Vincent Lingiari Art Award entries reflect personal truths
Desart and the Central Land Council have joined forces for the second time to present the Vincent Lingiari Art Award.
Mr Lingiari’s granddaughters will be present when the winner of the $15,000 Aboriginal art prize is announced at the exhibition opening at the Tangentyere Artists Gallery in Alice Springs on Wednesday, 4 September, at 6pm.
Just like the inaugural Vincent Lingiari Art Award in 2016, which celebrated 40 years since the passage of the Aboriginal Land Rights Act (ALRA) and 50 years since the Wave Hill Walk Off, this year’s award is unashamedly political.
The theme True Story – My Country resonates with the Uluru Statement’s call for truth telling.
CLC chair Sammy Wilson, one of the hosts of the 2017 convention that agreed on the statement, said Australia needs to face up to its colonial history before it can move forward as a reconciled nation.
“Anangu believe that if you don’t know your tjukurpa - your country’s stories, songs and ceremonies - you remain a child, no matter how old you get,” Mr Wilson said.
“This is true for people and for nations. You can’t grow up without facing the hard things. As a person, you have to keep opening the doors of deeper knowledge. If Australia doesn’t open the next door it will be stuck.”
“The Uluru Statement - voice, treaty and truth - is the next door and our art is a key to that door,” he said.
The 23 entries from across central Australia and beyond reflect the artists’ personal truths.
“The works tell stories ranging from the fallout of the Maralinga nuclear tests to reconciliation, housing and road construction,” said Desart CEO Philip Watkins.

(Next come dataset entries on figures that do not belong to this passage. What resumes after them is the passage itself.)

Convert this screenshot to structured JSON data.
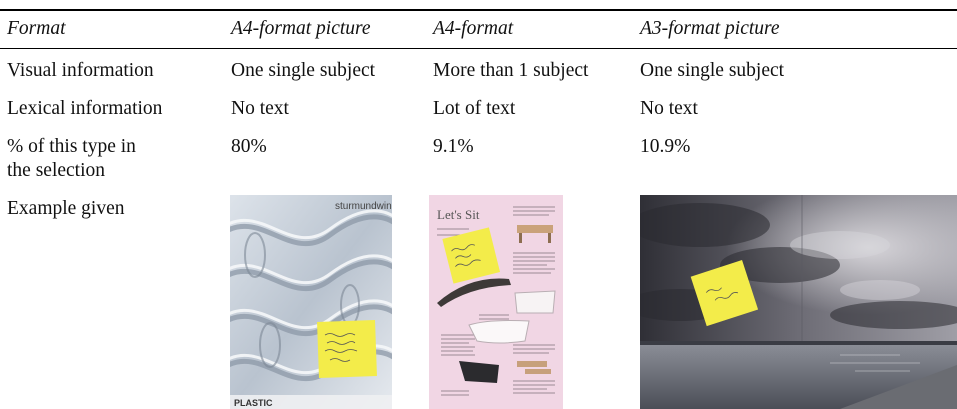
{
  "table": {
    "headers": [
      "Format",
      "A4-format picture",
      "A4-format",
      "A3-format picture"
    ],
    "rows": [
      {
        "label": "Visual information",
        "values": [
          "One single subject",
          "More than 1 subject",
          "One single subject"
        ]
      },
      {
        "label": "Lexical information",
        "values": [
          "No text",
          "Lot of text",
          "No text"
        ]
      },
      {
        "label_line1": "% of this type in",
        "label_line2": "the selection",
        "values": [
          "80%",
          "9.1%",
          "10.9%"
        ]
      },
      {
        "label": "Example given"
      }
    ]
  },
  "images": {
    "plastic": {
      "brand_text": "sturmundwind",
      "footer_text": "PLASTIC",
      "note_text": "sticky note handwriting"
    },
    "catalog": {
      "page_title": "Let's Sit",
      "note_text": "sticky note handwriting"
    },
    "sky": {
      "note_text": "sticky note handwriting"
    }
  },
  "colors": {
    "sticky_note": "#f3ec4a",
    "catalog_bg": "#f1d6e4",
    "sky_dark": "#3f3f48",
    "water": "#6f7480"
  }
}
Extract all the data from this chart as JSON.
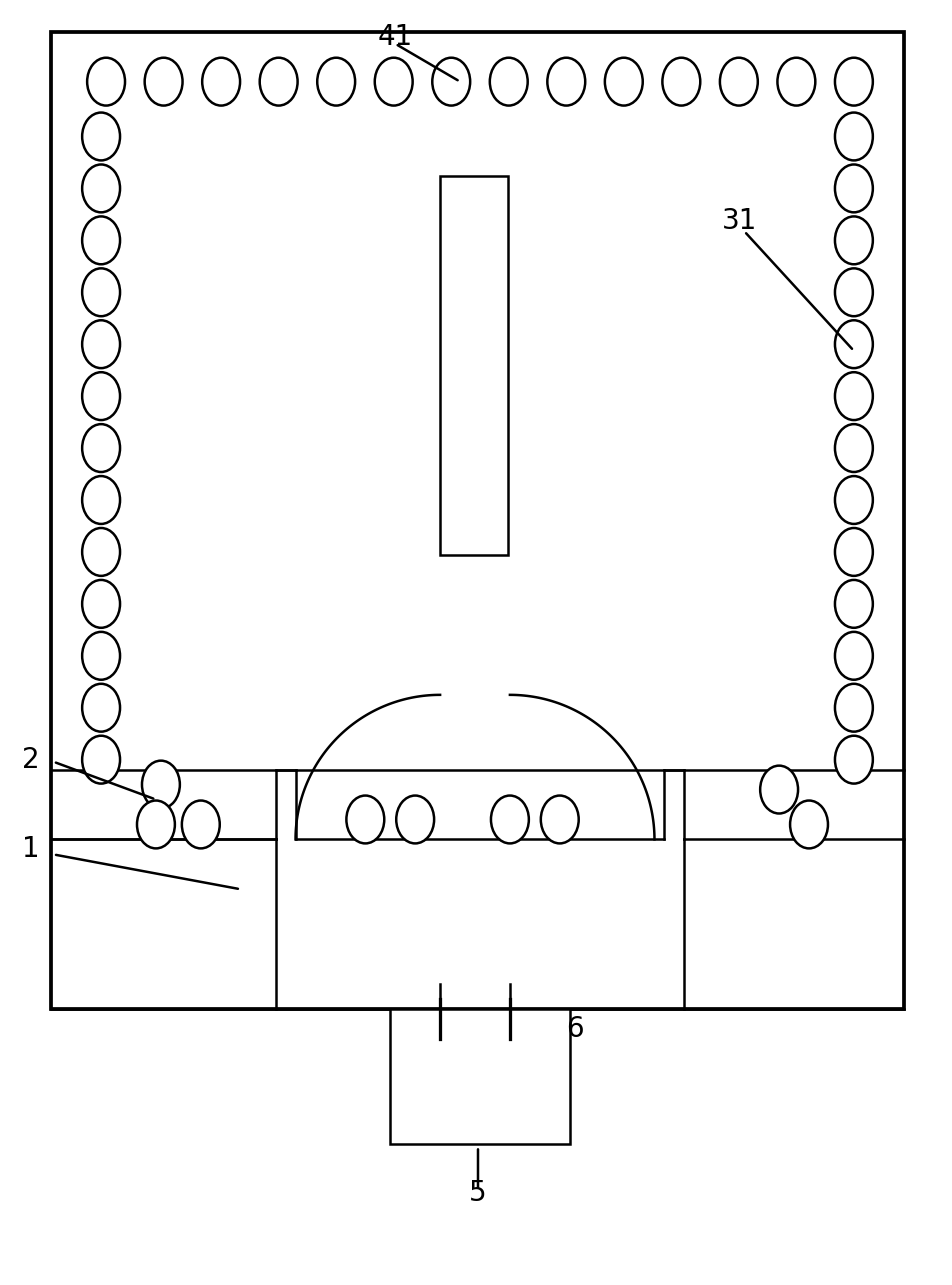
{
  "fig_width": 9.52,
  "fig_height": 12.85,
  "dpi": 100,
  "bg_color": "#ffffff",
  "lc": "#000000",
  "lw": 1.8
}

He congratulated the artists and thanked Glenn Isegar Pilkington for agreeing to judge the award.
“Glenn is a highly respected Nhanda and Nyoongar artist, writer and curator with an impressive practice working alongside our communities,” he said.
Aboriginal artists and art centres in the CLC region were eligible to enter works in any medium, and the exhibition features sculptures, ceramics, video installations and paintings.
Desart member centres and individual Aboriginal artists close to the CLC region with strong links to Aboriginal land in the region also entered works.
CLC members again elected the winner of the Delegates’ Choice Award and will announce the winner of the $2,000 prize on Wednesday evening.
The CLC and Desart created the Vincent Lingiari Art Award to celebrate the shared history of land rights and the Aboriginal art movement which evolved at the same time, share the same roots and have both empowered Aboriginal people.
Marlene Rubuntja, from Alice Springs, won the inaugural prize for her sculpture My future is in my hands.
The Vincent Lingiari Art Award exhibition will be open until the 18 October and has been generously funded by the Peter Kittle Motor Company and Newmont Goldcorp.